2. Why am I paying CA disability employee tax?
You're paying the CA disability employee tax to contribute to a state-managed fund that provides short-term wage replacement benefits. This ensures that if you need to take time off for a qualifying disability or family leave, you'll have access to financial support.
3. Is California SDI tax mandatory?
Yes, California SDI tax is mandatory for most employees. The law requires employers to withhold SDI contributions from employee paychecks to ensure the availability of disability and family leave benefits.
4. Where did my money go CASDI?
The money deducted for CASDI goes into a state-managed fund overseen by the Employment Development Department (EDD). This fund pays out benefits to eligible workers under the Disability Insurance and Paid Family Leave programs.

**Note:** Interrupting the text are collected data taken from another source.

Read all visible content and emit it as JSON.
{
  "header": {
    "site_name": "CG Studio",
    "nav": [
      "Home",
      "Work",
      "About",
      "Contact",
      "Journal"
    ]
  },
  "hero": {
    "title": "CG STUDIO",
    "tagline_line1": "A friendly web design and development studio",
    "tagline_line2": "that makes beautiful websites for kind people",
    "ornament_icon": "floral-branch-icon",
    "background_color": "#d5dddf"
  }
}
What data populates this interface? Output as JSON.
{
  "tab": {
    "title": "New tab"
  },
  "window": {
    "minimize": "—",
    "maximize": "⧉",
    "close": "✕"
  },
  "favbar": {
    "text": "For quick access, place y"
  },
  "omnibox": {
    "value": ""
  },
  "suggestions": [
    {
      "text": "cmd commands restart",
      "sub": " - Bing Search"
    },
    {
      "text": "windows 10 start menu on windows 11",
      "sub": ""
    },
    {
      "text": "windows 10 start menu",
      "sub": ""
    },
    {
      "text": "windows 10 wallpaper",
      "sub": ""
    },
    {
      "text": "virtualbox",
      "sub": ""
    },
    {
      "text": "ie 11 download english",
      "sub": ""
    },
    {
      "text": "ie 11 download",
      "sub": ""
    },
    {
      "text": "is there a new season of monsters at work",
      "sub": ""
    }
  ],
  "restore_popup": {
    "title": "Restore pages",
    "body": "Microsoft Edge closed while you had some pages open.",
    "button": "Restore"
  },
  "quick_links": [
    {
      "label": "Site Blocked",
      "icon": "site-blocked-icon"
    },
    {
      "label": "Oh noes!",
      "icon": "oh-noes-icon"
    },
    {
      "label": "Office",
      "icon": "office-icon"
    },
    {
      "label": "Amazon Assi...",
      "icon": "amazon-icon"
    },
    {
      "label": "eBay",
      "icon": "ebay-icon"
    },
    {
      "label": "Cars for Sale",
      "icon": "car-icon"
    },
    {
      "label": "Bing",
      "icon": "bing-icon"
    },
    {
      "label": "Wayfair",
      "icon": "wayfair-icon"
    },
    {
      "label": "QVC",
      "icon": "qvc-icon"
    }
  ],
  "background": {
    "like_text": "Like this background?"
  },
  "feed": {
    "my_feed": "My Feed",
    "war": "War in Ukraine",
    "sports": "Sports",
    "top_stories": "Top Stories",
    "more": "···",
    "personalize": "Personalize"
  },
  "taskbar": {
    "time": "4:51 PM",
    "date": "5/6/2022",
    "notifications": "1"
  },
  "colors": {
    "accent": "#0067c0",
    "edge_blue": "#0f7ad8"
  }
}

5. What is the CA-SDI deduction on my W-2?
The CA-SDI deduction on your W-2 form shows the total amount withheld from your wages for State Disability Insurance. It helps fund benefits you can claim if you experience a temporary disability or need family leave.
6. Is state disability income taxable in California?
No, benefits received under California's State Disability Insurance program are not considered taxable income by either the state or federal government. You can use the benefits without worrying about taxes reducing the amount.
7. Who is exempt from CA SDI?
Certain workers are exempt from CA SDI, including federal employees, some local government employees, and self-employed individuals (unless they choose to opt in). Employees of certain religious organizations may also be exempt.
8. Why am I paying CA disability employee tax?
You're paying the tax as part of California's system to ensure workers have a safety net for wage replacement. It benefits you directly if you experience temporary disability or need to care for a family member.